Leben und Visionen von Karl May und Friedrich Nietzsche

Lothar Greunke
Philosophie, Religion & Spiritualität

"Kara Ben Nemsi gegen Zarathustra" ist eine vergleichende Studie zu Leben, Werk, Visionen und Botschaften der beiden sächsischen Schriftsteller Karl May und Friedrich Nietzsche. Vor dem Bezugsrahmen der deutschen Zeitgeschichte ab der Mitte des 19. Jahrhunderts wird gezeigt, wie sich grundlegende historische Prädispositionen in ihren Lebensentwürfen, -perspektiven und Selbstverständnissen widerspiegeln.

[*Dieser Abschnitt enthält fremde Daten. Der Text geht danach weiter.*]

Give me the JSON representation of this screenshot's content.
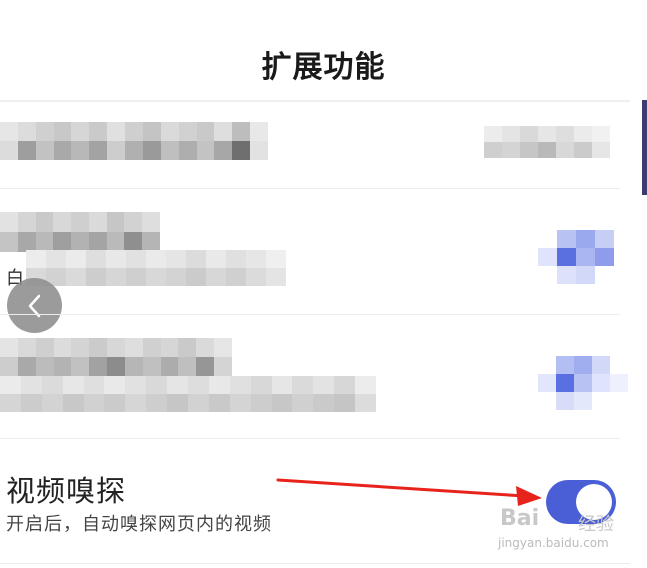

Und wie sie dann in Abänderung ihrer ursprünglichen Berufsziele als Lehrer bzw. Theologe entlang völlig konträrer Lebenslinien zu zwei Literaturphänomenen avancieren: Der eine als "Volksschriftsteller", der die "geografische Predigt"; der andere als Top-Philosoph, der den Aphorismus als jeweils angemessene Ausdrucksform entdeckt und kultiviert. Bei allen Unterschieden in der Literaturgattung ist beiden Autoren jedoch eine humanistische Absicht gemeinsam: Sie entwerfen idealtypische Menschenbilder, die sie "Edelmensch" (May) bzw. "Übermensch" (Nietzsche) nennen und mit denen sie ethische Kurskorrekturen für die Erziehung und Bildung des Menschen an der Grenze zum 20. Jahrhundert provozieren wollen. Die Menschenbild-Konzepte werden vor dem Hintergrund ihrer Genese auf den inhaltlichen Fokus und mögliche Interdependenzen hinterfragt. Die von ihnen vorgenommene Polarisierung von Fremd- und Selbstbestimmung wirkt über die beiden Weltkriege und die "Kulturrevolution" von 1968 bis heute nach und birgt angesichts der "Wiederkehr der Religionen" eine Schlüsselfrage bei der zivilisatorischen Bewältigung der Zukunft. Ein Extrakt des nun in 2. , aktualisierter Auflage erscheinenden Buches wurde in den Mitteilungen der Karl-May-Gesellschaft Nr. 178/2013 sowie Nr. 179/2014 veröffentlicht.